Bom Kim may eventually choose to sell the company at a certain point, cash out at a high valuation, and enjoy a comfortable life. Investors, meanwhile, could be left holding shares in a hollowed-out company, anxiously watching as their stock risks turning into little more than scrap paper.

The possibility that Coupang could become a so-called “zombie company,” or a corporate shell sold off piecemeal at fire-sale prices, is by no means remote.

It has been reported that Coupang’s stock rose by 6.4% in a single day recently. That surge, however, reflects the fact that many American investors have been taken in by Coupang’s lobbying narrative that it is a “U.S. company.” In reality, Coupang merely presents itself as an American company—this is not an accident, but a deliberate business strategy and structural choice.

To the Korean government, Coupang says, “We are an American company.”
To the U.S. government, it says, “We operate in Korea.”

In doing so, Coupang positions itself in a gray zone between Korea and the United States.

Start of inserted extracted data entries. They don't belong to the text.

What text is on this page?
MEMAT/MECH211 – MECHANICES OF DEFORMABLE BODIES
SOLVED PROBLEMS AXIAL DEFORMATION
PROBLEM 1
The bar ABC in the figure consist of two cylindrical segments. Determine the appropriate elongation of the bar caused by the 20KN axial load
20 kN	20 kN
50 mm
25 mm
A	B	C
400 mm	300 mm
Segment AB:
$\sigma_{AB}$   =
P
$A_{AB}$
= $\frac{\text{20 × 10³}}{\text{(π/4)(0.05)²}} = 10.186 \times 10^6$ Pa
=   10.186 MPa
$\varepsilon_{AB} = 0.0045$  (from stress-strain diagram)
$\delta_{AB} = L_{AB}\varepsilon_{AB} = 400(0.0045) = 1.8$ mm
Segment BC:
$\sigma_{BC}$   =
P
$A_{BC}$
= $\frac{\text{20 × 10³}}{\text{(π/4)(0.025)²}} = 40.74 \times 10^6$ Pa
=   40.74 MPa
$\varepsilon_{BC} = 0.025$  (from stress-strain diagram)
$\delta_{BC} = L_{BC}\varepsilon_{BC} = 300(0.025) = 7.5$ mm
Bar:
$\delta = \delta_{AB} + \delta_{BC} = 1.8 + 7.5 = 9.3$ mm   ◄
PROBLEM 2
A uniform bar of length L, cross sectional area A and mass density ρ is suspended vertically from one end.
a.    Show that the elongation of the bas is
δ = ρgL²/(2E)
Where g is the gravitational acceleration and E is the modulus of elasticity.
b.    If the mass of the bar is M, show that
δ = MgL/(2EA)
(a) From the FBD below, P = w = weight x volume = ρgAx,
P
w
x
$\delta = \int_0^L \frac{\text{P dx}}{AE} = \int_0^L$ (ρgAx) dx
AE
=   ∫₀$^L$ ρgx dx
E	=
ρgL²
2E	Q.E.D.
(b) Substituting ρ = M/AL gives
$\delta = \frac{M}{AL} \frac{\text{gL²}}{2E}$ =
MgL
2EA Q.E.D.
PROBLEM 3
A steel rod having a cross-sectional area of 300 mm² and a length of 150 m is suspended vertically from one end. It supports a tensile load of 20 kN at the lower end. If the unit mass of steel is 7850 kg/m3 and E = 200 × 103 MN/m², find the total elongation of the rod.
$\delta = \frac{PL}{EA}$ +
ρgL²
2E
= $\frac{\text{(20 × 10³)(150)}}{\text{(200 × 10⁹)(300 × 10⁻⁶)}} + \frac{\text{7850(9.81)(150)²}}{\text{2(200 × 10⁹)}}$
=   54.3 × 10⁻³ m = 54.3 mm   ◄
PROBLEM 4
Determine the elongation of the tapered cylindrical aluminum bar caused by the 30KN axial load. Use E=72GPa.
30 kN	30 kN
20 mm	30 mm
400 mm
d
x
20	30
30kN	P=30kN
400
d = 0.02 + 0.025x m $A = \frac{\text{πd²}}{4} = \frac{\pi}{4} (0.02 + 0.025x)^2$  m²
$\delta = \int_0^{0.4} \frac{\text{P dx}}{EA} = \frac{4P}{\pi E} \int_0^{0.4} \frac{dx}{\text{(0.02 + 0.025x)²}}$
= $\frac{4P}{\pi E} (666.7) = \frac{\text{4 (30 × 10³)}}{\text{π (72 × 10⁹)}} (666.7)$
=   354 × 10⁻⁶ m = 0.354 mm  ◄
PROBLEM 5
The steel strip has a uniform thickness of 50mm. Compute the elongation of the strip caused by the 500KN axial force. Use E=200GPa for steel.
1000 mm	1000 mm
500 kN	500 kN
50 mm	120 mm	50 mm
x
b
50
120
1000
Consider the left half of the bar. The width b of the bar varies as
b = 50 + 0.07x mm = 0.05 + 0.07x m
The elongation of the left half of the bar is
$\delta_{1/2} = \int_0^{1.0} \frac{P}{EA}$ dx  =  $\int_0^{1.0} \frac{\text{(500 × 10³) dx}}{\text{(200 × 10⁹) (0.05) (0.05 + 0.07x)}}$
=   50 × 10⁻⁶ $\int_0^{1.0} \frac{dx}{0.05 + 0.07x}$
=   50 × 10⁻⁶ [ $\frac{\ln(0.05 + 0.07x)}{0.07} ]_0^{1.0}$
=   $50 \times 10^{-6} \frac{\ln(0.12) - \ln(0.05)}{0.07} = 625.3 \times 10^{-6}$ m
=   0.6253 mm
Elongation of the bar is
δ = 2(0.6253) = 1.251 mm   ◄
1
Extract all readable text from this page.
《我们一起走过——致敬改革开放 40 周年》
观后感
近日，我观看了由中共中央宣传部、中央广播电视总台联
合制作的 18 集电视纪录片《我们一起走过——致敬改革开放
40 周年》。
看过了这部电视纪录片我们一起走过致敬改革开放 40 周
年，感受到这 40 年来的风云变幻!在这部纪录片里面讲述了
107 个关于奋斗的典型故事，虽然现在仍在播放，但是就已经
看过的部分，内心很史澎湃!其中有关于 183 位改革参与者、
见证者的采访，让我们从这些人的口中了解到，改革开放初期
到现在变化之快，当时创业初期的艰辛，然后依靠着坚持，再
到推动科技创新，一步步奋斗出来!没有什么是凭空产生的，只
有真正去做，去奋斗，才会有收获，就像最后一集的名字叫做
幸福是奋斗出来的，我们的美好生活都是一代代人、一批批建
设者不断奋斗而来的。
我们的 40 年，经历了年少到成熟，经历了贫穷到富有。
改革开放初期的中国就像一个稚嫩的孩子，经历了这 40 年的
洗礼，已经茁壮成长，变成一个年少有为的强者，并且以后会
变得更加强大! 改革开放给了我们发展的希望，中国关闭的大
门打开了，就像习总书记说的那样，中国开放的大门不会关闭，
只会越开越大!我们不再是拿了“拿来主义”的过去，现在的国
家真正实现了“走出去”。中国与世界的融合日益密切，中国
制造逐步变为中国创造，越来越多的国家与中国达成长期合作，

One must ask: is the company even properly reporting to U.S. authorities the profits it earns in Korea?


at least 4 out of 5 worker deaths at Coupang in 2020, there were indications of the company's attempts to reduce or evade responsibility.

If you believe the recent personal data breach “only affected Korean people and has nothing to do with the United States,” that is a mistake. On the contrary, this incident raises the risk that data connected to the United States may also have flowed through Coupang to third countries, including China. The employee identified as responsible for the breach is reportedly a Chinese national. U.S. investors should ask themselves: does that not raise serious concerns?

At its core, this structure resembles a strategy in which business operations are conducted in Korea while corporate registration is maintained in the United States—potentially to minimize regulatory and tax exposure.

Invest wisely.
Korean consumers are already reducing their reliance on Coupang, and an increasing number are canceling memberships and turning to alternative platforms.